RODGERS, FLOYD H. (1889-1956). Floyd H. (Slats) Rodgers, aviation pioneer, was born in Tunnel Hill, Georgia, on
March 7, 1889, the son of Charlie and Alice (Russell) Rodgers. He moved with the family to Keene, Texas, and after a brief
education moved to the farm of an uncle near Waco. At the age of eighteen he applied for employment with the railroad; he
advanced to locomotive engineer on the Gulf, Colorado and Santa Fe in 1915.
That same year he married Rosie Oliver; they
had four children and were later divorced. Rodgers's boyhood experience with kites evolved into an avid interest in flying.
Largely selftaught, he began to read extensively about planes. He first built a model plane that he put on display, and soon
decided to build a larger version. With the help of John C. Fine, an engineer he met working on the Santa Fe, Rodgers
designed and built a primitive aircraft, reputed to be the first built in Texas, which he flew without instruction in late 1912, a
mere nine years after the first manned airplane flight by the Wright brothers. Because of a persistent droop in one wing Rodgers
called the plane Old Soggy No. 1; he retired it in 1913.

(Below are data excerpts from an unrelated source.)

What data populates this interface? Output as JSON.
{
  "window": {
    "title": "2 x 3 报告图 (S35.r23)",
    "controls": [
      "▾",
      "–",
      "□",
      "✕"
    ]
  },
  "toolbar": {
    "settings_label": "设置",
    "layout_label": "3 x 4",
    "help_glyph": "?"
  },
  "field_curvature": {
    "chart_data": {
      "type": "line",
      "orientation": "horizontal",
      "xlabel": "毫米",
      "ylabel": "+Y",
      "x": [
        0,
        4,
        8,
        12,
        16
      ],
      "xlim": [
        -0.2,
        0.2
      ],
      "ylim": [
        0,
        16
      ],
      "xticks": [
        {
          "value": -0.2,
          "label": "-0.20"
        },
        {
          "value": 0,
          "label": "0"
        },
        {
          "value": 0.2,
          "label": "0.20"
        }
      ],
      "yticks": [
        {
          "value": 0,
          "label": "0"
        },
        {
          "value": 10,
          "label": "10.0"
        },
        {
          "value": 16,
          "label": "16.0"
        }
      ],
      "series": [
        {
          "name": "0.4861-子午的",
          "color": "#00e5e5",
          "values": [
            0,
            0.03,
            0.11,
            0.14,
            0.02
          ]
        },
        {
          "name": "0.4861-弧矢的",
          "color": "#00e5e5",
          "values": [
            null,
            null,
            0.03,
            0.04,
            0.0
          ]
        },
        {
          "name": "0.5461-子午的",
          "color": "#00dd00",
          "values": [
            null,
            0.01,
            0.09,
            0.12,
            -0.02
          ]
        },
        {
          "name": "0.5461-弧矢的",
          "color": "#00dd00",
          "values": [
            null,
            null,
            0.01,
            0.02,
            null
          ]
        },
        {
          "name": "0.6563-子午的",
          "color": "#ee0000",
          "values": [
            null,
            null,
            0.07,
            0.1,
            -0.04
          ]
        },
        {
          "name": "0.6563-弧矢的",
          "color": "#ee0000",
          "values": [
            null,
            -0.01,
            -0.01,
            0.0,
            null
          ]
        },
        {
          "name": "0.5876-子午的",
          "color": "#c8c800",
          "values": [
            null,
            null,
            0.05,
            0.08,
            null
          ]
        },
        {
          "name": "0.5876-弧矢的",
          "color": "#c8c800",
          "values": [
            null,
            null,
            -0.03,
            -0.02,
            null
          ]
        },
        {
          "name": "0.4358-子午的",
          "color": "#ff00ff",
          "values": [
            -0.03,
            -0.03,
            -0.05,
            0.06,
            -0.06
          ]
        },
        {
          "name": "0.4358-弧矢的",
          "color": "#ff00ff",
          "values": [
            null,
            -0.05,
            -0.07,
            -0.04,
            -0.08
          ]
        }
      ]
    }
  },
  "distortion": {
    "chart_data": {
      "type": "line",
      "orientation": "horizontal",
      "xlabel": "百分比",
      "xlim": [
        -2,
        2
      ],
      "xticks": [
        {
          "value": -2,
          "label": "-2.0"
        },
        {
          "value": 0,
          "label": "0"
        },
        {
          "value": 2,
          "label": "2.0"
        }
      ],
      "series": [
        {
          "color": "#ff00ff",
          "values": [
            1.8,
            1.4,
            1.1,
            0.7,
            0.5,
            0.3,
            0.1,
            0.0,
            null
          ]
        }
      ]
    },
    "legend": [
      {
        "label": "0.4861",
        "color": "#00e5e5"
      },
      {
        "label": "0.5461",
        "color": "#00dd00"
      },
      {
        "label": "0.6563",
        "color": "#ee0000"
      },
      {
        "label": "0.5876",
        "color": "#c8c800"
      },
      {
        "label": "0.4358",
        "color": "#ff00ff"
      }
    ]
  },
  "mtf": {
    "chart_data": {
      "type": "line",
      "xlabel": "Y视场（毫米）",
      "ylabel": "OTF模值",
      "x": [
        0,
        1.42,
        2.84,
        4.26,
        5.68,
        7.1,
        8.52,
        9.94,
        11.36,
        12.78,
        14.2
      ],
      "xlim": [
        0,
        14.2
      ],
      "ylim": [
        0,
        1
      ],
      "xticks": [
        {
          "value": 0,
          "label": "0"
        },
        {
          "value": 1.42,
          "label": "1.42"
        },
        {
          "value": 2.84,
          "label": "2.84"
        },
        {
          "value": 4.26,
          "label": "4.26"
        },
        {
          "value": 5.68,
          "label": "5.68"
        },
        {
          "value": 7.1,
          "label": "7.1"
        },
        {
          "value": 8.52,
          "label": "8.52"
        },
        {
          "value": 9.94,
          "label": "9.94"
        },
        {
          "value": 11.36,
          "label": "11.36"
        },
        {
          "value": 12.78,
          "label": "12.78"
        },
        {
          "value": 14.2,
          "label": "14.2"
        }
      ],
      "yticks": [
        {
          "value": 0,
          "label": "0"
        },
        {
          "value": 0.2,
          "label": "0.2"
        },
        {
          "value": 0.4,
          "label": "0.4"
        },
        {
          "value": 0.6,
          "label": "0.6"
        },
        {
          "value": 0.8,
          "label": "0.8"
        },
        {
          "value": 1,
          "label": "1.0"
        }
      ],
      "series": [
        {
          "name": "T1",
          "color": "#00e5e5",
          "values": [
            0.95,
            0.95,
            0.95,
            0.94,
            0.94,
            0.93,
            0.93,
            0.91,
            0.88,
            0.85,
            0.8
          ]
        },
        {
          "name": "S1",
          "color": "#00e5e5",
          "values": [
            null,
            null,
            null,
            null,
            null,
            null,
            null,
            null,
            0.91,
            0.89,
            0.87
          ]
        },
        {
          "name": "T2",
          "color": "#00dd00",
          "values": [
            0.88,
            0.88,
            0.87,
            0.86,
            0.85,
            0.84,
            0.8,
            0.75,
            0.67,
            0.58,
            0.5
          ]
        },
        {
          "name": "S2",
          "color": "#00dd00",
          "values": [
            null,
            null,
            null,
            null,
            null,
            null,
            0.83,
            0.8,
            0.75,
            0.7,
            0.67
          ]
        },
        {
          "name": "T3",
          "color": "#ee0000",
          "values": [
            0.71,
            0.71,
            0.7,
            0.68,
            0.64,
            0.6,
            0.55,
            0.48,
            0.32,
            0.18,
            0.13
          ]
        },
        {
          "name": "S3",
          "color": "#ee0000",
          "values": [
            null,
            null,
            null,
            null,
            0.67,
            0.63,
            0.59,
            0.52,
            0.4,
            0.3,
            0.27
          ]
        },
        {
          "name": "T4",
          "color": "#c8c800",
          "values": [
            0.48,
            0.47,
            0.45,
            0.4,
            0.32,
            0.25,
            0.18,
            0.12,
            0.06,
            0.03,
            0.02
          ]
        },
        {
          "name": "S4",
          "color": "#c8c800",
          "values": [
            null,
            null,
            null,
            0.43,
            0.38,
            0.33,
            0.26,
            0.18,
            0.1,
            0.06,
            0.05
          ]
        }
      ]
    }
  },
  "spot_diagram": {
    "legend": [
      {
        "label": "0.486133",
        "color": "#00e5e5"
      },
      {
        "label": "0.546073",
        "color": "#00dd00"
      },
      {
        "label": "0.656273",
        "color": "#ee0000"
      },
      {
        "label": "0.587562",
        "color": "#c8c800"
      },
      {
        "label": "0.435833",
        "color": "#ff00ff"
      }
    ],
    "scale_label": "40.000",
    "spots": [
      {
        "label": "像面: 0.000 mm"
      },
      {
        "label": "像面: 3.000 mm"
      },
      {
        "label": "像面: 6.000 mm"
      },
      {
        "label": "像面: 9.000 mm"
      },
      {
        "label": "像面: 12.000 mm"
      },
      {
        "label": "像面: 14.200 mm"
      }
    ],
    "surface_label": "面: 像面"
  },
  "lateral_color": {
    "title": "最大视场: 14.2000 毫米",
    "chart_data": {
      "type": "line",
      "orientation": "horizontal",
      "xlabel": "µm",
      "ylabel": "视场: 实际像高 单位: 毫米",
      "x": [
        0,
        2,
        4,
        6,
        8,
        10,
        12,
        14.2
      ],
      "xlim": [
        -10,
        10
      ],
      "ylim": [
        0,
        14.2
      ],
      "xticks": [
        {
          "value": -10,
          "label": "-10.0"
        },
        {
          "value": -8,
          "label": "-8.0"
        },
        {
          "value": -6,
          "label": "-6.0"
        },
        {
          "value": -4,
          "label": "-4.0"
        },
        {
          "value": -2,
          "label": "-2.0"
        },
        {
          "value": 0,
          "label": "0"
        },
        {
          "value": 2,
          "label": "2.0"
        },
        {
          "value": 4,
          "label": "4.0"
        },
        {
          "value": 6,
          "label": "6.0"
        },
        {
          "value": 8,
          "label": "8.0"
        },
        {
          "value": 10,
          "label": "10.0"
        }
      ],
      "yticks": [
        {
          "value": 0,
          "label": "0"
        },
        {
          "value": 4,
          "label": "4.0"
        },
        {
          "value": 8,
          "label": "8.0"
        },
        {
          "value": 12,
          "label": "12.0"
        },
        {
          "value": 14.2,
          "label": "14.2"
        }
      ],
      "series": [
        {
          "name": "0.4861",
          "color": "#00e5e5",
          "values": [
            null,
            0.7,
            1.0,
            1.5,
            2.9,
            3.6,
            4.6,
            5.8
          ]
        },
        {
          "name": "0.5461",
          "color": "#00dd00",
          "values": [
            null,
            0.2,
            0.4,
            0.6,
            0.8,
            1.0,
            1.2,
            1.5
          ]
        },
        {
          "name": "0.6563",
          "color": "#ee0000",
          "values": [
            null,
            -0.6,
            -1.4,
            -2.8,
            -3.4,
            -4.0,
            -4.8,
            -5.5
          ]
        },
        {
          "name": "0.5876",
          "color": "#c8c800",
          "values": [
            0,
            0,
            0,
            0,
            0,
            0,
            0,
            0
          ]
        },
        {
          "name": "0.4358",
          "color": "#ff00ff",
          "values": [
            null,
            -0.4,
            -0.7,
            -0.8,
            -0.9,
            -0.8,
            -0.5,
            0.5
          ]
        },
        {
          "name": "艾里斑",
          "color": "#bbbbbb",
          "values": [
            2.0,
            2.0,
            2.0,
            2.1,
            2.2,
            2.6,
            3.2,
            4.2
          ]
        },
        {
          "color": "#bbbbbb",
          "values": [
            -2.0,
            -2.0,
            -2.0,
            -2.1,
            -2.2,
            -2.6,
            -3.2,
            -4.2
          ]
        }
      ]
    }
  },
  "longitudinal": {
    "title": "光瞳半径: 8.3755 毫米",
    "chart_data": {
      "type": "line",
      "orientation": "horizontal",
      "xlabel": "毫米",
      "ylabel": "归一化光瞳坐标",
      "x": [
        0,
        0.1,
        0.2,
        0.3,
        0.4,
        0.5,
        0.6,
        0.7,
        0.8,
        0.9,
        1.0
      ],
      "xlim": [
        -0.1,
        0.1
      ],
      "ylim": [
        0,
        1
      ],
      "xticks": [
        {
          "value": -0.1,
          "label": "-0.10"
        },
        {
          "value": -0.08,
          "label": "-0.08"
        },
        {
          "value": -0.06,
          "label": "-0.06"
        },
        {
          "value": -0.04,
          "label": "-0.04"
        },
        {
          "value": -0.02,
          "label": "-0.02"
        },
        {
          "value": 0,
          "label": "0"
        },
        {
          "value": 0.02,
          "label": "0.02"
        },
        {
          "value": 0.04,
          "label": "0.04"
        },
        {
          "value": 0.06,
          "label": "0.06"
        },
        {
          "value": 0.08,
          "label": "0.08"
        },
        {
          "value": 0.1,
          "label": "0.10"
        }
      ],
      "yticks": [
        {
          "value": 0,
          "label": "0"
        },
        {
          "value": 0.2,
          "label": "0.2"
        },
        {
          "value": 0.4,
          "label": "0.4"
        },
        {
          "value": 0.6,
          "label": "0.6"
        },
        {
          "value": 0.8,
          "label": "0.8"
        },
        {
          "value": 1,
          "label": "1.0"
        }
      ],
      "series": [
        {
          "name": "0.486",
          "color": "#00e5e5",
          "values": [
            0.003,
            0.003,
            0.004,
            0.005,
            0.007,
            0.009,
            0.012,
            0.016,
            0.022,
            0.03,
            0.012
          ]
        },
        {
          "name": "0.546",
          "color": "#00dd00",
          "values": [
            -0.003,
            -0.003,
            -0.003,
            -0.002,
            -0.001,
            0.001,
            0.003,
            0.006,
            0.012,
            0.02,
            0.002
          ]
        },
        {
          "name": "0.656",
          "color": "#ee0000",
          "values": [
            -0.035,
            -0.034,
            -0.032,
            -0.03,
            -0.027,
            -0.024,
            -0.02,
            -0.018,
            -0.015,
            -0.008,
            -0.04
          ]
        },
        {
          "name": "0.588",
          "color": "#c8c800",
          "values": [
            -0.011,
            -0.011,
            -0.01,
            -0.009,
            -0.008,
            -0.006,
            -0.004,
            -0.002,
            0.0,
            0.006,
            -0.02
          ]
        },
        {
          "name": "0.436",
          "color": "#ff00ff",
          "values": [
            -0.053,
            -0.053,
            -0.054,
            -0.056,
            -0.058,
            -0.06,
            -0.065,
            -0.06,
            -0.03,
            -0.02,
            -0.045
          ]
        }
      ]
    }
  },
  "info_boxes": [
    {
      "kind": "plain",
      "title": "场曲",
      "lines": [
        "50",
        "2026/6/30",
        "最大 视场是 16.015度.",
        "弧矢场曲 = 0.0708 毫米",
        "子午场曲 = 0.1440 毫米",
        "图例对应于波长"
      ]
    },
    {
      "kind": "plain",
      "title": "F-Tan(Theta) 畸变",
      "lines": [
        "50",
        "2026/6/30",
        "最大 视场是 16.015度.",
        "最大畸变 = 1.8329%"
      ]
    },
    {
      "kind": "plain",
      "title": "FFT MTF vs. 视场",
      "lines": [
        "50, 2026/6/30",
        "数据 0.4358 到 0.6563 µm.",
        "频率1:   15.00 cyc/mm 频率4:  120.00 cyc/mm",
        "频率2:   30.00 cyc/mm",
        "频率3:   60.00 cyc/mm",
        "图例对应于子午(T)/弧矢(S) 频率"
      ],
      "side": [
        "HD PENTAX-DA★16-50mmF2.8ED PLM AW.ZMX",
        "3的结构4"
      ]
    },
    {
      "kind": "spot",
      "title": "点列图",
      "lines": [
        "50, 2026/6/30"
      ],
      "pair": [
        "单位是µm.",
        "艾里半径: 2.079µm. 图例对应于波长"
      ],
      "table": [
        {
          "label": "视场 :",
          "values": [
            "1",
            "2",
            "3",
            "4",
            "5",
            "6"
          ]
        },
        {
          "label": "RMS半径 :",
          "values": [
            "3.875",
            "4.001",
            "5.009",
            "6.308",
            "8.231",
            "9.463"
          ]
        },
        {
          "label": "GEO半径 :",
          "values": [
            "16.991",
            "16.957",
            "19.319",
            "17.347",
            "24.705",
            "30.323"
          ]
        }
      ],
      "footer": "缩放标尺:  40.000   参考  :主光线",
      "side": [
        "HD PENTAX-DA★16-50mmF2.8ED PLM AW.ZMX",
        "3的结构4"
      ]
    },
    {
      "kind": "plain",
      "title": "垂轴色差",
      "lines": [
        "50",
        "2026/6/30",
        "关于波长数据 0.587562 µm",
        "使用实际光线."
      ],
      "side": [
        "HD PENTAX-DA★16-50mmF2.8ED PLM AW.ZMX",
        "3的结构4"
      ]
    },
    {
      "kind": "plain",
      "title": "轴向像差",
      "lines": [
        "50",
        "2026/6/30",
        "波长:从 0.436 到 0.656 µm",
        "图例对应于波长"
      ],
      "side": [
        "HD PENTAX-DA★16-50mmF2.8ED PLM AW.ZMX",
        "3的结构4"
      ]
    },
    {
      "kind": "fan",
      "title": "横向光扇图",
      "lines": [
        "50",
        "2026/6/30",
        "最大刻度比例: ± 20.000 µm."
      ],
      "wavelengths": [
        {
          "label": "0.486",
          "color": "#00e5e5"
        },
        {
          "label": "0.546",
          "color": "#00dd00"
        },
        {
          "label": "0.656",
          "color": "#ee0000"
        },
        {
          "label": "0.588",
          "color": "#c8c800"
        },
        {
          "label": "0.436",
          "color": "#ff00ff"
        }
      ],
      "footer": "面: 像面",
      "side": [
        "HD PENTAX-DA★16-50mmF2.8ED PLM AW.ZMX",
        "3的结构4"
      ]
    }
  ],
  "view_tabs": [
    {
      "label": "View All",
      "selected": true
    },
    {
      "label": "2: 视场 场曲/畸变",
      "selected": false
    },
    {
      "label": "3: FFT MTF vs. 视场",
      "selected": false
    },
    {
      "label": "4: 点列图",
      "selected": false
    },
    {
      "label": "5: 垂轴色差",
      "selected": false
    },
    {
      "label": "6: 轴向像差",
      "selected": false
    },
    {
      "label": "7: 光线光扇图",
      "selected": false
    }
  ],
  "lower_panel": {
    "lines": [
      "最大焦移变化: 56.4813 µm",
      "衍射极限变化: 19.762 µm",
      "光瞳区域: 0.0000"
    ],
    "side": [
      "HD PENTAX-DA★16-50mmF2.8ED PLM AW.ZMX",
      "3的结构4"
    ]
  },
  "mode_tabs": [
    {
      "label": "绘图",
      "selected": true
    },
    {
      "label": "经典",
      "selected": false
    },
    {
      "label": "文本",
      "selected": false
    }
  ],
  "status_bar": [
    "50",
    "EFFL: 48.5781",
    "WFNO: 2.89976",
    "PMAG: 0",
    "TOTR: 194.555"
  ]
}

He became a civilian flight instructor for the army in 1916 and went on to fly army-surplus Jennies and Canucks as a barnstormer and circus stunt pilot after World War I. During prohibition he bought his own plane to ferry bootleg liquor from Mexico to Texas. He was involved in gambling and moonshiningqv operations and eventually served six months in a Dallas jail for his illegal activities. After prohibition, as livelihood from barnstorming
waned, he turned to crop dusting in the lower Rio Grande valley.
On special charter requests he would sometimes shock his
passenger with unforgettable aerial performances. He was a check pilot for Civilian Pilot Training just before World War II.
Although his flight career extended to his later years, his flamboyant lifestyle and penchant for the illegal was increasingly limited
by rules and regulations of the Civil Aeronautics Administration.
Rodgers coauthored an autobiography, Old Soggy No. 1 (1954), in which he preserves the uninhibited character of the first
three decades of aviation and reveals his own uniqueness. Bootlegging and flying stunts made him famous among the aviators
and law-enforcement officers within the range of Love Fieldqv in Dallas as well as later in the lower Rio Grande valley. He
performed the aviation heroics attendant upon early flight, including such incidents as surviving a crash after the motor had fallen
off, safely landing a fabric-covered aircraft with one side in flames, having the first pilot's license in Texas and being the first to
have it revoked, and landing safely at night after being blinded by lighted fireworks mounted on his plane.
After his second
marriage, Rodgers bought a 400-500 acre ranch in Bandera and opened a steakhouse. He subsequently sold out and moved to
McAllen, opened another steakhouse, and ran a fisherman's camp in nearby Zapata. Slats Rodgers died on July 5, 1956, in
McAllen and was buried at Laurel Hills Cemetery in Mission.
BIBLIOGRAPHY: Cleburne Times-Review, April 2, 1967. Hart Stilwell and Slats Rodgers, Old Soggy No. 1: The
Uninhibited Story of Slats Rodgers (New York: J. Messner, 1954).